Specialist Charles is working on his undergraduate degree in music education from U. Mass., while he takes every opportunity he can to play.

Alongside their student schedules, both joined the Army National Guard and play the trumpet in their military bands.

However on the Airmen of Note's 2010 Fall Tour across Rhode Island, Massachusetts, New York and Pennsylvania, they made time to meet up with the musicians who inspired them to join the service and pursue their music education and career seriously.

"Since they were in our area and a few of us knew the members from previous visits, we figured 'this is a Veteran's Day concert, and we're all in the service, maybe we can meet up and do something afterward,'" said Specialist Charles.

"It's sort of other-worldly." said Specialist Maurio. "To get to sit down and share a meal and chat with them this time, that is something that musicians sort of droll and dream about because it is rare that we get to meet the people that we idolize and admire."

During the Note's annual tours, they take the time to meet with new musicians and students, and follow up with those they have met in the past.

"We have always enjoyed the educational outreach part of our job," said Sergeant Burns. "Actually because most of us probably heard this band when we were in high school and college."

"Every member of that band wants everyone else to grow as musicians because this is our job and our environment really requires us to work together," said Specialist Charles. "Those guys know that. They have an opportunity when they are working with students, or speaking with students, to help us grow, and I think they do that very genuinely too."

"When I was that age, going to these concerts, talking to musicians, learning from teachers, having moments of inspiration, like when I was a freshman in college and I heard the Airmen of Note near my hometown, I was just blown away with the band," said Sergeant Burns. "It was a couple of moments like that that never leaves your memory. At that age I never thought, 'I am definitely going to do that,' but it always put that thing in the back of my mind that, 'that would be an awesome job.'"

There is something special about getting to pass on that inspiration to younger generations, said Sergeant Burns, and because the music world is so "tight-knit" it is fun to keep up with people.

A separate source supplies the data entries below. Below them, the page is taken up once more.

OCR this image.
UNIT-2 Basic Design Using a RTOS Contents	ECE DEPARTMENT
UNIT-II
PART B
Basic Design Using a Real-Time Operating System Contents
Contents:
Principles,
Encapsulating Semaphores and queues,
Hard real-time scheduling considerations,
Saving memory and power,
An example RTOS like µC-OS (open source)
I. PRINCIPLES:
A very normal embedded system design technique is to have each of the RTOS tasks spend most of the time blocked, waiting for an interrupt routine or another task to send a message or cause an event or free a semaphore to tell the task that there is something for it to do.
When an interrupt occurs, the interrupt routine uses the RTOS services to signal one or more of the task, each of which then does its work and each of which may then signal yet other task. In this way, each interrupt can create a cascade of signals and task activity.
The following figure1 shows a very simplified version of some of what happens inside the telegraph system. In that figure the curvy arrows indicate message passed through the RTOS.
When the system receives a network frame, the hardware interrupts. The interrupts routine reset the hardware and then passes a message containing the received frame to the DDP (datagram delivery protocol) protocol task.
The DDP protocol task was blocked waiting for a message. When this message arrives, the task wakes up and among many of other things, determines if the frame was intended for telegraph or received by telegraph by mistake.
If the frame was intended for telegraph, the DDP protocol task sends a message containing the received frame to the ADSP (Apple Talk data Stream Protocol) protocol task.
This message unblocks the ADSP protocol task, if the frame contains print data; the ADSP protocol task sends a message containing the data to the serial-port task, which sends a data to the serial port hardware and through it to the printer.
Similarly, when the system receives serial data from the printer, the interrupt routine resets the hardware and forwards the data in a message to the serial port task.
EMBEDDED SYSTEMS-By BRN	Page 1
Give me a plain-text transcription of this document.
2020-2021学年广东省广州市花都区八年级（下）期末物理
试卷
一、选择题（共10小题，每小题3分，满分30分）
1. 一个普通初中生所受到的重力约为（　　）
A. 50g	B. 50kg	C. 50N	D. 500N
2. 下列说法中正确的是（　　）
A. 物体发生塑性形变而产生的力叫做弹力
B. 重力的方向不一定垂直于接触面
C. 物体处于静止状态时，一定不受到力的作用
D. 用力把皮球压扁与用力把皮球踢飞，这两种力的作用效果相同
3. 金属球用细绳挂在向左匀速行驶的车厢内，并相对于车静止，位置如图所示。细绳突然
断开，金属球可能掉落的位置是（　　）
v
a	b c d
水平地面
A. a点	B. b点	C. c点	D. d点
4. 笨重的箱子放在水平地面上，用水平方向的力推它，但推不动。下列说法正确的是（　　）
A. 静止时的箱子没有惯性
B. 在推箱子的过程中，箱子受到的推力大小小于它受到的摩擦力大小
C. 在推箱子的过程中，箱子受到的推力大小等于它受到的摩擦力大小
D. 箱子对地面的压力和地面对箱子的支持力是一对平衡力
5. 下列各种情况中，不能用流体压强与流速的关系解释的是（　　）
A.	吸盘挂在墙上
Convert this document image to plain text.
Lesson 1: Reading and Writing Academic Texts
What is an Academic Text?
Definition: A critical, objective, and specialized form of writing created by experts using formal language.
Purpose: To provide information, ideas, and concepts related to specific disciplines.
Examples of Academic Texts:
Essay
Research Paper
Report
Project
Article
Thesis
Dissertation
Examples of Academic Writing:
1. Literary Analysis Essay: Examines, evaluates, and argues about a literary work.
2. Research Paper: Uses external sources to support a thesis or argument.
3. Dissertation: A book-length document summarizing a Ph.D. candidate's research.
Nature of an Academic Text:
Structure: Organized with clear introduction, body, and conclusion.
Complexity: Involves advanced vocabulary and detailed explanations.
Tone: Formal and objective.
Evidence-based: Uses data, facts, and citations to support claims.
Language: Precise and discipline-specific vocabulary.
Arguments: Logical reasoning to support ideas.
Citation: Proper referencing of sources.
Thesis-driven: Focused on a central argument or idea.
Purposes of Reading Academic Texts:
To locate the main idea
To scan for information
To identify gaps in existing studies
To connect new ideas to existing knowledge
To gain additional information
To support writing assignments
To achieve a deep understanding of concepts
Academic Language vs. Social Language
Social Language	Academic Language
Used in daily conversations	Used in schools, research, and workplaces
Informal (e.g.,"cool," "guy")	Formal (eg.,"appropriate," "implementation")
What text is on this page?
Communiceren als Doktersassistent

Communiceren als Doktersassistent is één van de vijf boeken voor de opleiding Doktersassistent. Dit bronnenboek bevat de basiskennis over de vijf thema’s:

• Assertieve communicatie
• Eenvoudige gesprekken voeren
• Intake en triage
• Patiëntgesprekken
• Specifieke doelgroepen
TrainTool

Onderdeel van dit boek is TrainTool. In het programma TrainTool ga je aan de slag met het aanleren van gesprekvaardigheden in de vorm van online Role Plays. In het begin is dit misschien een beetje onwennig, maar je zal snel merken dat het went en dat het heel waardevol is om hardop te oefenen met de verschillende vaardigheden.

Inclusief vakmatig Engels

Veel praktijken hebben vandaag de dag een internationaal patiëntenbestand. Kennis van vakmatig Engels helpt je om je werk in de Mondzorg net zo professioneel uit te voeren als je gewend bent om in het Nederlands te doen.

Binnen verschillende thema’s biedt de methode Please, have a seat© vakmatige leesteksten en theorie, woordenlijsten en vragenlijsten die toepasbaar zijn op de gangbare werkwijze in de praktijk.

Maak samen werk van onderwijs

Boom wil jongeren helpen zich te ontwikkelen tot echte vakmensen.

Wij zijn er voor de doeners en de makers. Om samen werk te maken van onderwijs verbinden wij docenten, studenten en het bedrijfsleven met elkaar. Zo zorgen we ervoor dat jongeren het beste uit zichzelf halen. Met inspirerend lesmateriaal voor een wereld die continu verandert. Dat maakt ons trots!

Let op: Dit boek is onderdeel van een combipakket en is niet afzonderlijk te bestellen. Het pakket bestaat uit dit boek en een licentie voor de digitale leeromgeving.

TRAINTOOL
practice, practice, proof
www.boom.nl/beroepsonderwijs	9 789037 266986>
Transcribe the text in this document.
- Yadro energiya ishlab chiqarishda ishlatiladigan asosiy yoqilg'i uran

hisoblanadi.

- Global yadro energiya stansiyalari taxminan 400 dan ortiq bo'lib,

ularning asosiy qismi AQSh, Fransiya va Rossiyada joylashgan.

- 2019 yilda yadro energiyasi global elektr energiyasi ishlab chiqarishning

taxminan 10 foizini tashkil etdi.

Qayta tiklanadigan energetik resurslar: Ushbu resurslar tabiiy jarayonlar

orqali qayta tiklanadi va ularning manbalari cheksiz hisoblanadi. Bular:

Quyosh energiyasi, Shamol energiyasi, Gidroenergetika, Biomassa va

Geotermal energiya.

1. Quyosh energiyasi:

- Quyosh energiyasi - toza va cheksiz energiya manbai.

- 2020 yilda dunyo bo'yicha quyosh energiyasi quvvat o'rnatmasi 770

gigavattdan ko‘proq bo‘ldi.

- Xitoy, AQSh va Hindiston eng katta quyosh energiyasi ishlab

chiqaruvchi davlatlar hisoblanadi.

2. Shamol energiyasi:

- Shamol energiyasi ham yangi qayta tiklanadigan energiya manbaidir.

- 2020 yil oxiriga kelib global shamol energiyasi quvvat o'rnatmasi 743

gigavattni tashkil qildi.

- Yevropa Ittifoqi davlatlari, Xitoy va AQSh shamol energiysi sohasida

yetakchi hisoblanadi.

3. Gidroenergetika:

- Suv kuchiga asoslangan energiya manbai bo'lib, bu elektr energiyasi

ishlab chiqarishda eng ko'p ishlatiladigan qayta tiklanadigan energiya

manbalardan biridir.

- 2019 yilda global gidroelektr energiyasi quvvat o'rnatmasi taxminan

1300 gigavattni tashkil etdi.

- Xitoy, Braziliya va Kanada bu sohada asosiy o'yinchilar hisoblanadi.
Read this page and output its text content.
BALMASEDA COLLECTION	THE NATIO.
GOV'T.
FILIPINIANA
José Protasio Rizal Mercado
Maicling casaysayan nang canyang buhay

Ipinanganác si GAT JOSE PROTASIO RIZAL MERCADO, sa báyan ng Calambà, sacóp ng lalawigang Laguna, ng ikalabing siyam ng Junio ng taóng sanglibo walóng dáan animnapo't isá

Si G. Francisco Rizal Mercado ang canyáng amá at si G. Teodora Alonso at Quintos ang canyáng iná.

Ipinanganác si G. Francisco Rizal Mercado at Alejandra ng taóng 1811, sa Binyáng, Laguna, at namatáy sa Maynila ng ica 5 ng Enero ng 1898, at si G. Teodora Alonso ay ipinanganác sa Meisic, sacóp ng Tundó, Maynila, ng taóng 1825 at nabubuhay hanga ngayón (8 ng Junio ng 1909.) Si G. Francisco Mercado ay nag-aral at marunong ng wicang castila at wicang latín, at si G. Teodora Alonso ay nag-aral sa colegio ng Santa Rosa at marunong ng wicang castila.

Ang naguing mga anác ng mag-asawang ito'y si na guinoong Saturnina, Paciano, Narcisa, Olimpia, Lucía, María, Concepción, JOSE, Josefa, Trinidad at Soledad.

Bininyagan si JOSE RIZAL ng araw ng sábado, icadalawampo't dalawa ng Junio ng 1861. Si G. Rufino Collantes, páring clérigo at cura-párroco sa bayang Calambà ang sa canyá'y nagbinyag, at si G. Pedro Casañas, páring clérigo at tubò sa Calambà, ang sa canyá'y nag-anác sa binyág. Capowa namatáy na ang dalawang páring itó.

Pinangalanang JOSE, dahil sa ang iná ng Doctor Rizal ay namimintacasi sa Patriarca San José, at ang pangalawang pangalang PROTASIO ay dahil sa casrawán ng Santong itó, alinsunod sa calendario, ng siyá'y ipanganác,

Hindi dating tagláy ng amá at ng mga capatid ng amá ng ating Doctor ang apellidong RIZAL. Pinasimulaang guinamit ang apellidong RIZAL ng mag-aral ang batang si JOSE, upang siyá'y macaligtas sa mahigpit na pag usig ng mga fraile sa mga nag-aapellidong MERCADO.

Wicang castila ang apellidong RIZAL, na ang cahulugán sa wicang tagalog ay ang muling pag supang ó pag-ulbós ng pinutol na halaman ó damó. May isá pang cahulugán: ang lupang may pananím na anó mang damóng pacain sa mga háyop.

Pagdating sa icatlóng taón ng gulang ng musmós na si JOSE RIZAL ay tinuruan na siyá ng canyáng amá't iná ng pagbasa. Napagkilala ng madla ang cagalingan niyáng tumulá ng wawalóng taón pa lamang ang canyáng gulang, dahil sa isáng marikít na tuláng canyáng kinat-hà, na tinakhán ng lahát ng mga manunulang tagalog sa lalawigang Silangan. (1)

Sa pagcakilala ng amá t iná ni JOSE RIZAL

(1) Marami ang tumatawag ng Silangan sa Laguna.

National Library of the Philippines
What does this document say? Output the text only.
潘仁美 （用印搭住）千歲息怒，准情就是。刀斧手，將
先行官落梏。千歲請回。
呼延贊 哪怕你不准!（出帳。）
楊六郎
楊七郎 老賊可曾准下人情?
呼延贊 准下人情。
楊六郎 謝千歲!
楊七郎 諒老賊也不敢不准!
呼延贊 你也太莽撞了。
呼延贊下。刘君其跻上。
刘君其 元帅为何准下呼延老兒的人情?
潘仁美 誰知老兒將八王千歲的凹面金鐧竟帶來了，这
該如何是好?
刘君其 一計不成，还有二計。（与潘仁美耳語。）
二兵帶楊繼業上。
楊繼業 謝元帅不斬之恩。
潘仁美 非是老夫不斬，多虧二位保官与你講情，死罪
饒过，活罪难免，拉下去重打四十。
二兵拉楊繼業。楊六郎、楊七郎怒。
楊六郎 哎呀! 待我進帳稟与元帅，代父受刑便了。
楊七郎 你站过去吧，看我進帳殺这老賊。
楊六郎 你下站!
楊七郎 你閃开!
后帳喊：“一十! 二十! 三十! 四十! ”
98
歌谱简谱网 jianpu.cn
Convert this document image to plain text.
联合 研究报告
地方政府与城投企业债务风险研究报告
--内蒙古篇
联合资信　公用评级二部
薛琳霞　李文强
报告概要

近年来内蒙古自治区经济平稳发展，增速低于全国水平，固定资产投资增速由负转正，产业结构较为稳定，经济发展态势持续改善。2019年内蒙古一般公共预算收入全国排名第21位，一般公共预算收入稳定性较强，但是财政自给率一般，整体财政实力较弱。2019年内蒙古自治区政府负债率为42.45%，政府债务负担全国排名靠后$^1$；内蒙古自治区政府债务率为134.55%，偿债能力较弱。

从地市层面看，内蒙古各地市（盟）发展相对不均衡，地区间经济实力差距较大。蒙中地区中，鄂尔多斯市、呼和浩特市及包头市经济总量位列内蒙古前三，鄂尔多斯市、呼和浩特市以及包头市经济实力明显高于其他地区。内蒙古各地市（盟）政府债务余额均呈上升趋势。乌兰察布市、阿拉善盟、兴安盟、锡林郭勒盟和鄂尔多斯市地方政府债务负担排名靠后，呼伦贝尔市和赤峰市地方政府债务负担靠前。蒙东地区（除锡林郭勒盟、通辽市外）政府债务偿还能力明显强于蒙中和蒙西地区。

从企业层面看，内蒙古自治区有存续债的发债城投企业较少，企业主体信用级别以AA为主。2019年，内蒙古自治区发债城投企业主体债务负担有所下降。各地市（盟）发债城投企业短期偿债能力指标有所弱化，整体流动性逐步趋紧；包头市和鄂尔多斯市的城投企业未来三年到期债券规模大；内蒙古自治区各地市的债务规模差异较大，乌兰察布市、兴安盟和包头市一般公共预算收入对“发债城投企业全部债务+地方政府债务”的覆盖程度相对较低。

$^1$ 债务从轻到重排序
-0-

"There is a genuine interest from the Airmen in helping people get to where they want to be musically and professionally," said Specialist Maurio. "They wish well on people. They are not opposed to sharing information. They are all really outstanding people as well."

"They are in the same line of work that I am both as a musician and in the military," said Specialist Maurio, "and that's sort of a little hope and inspiration as far as what is possible to achieve, both as a musician and in the service.

"From the time I was a little kid," said Specialist Maurio. "I cannot remember a time where I didn't want to be a professional musician but more specifically, from the military end, I don't think I have every really considered that until I saw the Airmen play. "

The two, from different states with different stories of their careers, have a few things in common: the instruments they play, their service to their country, their college were they study, and the group of musicians who inspired them.